To further corroborate this hypothesis, simulations were used to look at alternative scenarios with an imbalance between potency and delivery. With 30K receptors/cell, cell death occurs without saturating the receptors on the cell surface (Figure 1B), so a carrier dose can distribute the ADC to reach more cells without an equivalent drop in cell killing. This can be seen with a larger fraction of cells receiving payload concentrations in the therapeutic range (> 2.5 nM) for 30K versus a larger fraction of cells receiving a sub-therapeutic dose (< 2.5 nM) for cells with 3K receptors (Figure 5). Likewise, with the same expression/cell delivery and an increase in the payload potency of the ADC, improved efficacy was seen when adding a carrier dose (Figure S4).
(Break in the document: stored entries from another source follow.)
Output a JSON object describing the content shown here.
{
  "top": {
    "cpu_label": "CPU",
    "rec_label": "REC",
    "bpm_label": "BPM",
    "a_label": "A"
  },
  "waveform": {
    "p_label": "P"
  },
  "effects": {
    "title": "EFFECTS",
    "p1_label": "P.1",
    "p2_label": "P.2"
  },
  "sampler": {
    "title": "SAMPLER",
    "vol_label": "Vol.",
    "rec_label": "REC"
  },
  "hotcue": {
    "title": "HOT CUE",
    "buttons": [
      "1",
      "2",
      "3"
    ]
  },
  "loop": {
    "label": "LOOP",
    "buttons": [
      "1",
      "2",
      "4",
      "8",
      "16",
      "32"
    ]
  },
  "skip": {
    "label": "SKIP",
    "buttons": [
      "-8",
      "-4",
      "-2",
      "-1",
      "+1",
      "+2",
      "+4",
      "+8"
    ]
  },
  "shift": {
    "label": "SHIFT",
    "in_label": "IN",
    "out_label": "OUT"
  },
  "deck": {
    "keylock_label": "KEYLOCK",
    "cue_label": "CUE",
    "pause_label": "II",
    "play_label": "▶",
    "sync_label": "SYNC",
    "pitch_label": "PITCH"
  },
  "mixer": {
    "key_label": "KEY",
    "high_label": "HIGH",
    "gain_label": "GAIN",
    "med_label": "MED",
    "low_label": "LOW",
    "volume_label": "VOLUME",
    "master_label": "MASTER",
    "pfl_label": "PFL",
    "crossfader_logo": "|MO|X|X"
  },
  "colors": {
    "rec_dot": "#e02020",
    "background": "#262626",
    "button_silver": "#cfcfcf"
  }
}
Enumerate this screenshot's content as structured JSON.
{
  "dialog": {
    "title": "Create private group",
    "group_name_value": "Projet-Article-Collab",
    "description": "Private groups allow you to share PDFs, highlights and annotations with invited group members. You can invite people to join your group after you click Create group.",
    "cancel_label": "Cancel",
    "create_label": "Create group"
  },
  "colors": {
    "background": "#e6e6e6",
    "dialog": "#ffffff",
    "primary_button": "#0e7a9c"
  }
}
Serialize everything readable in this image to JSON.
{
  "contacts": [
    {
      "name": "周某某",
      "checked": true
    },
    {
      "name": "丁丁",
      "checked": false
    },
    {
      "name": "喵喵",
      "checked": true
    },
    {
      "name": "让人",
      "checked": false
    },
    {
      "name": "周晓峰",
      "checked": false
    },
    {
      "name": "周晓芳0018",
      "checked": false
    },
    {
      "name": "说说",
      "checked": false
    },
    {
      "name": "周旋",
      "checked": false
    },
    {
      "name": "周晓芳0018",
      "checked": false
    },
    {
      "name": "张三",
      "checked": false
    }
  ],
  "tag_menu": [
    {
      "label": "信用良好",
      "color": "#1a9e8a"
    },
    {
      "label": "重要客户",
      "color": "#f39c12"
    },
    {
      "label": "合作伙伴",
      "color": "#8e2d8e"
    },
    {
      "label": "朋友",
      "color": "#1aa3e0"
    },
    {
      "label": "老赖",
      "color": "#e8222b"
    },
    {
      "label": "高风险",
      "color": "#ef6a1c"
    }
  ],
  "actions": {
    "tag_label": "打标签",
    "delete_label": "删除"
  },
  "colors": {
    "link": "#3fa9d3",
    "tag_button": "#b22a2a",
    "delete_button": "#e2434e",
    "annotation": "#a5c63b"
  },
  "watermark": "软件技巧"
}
In other words, maximum efficacy (for a given ADC dose) is achieved when the cellular ADC delivery and payload potency are matched.
Conclusion
Understanding ADC and payload tissue penetration can help develop better mechanistic approaches to increase the therapeutic window of ADCs. Here, we explored coadministration of TAK-164 with its antibody 5F9 and tested the impact on tumor distribution and efficacy using a combination of experimental measurements and computational modeling with a specific focus on the role of receptor expression, bystander efficiency, distribution, and DGN549 potency in non-clinical models. The results showed that TAK-164 coadministration would only improve efficacy in tumors with expression levels 10-fold higher than found in patient-derived xenografts (e.g. 30,000 receptors/cell). More generally, coadministration of ADC with a carrier antibody is most effective when it can match the cellular delivery (expression/internalization) with the ADC potency (payload potency and DAR). In practice, this occurs more frequently in moderate to high receptor expression systems. At the expression levels found in the PHTX-11C tumor model, the cellular delivery of TAK-164 was ideally matched with the potency of DGN549 without the coadministration of additional 5F9. The mechanisms examined and observations in this study highlight the potential utility of integrating computational modeling and characterizing therapeutic attributes in a variety of non-clinical models to help clarify when a carrier dose can improve the therapeutic window of ADCs.
Supplementary Material
Acknowledgements
This work was supported by TDCA. We thank the joint discovery and development TAK-164 teams at ImmunoGen and Takeda.
Funding Statement
Funding was provided by Takeda, NIH R35 GM128819 (GMT), and the National Cancer Institute of the National Institutes of Health under Award Number P30CA046592 by the use of the following Cancer Center Shared Resource(s): histology.
Footnotes
Conflict of Interest Statement
MDS, MLG, and AOA were employed by Takeda during the study. All other authors declare no conflicts of interest.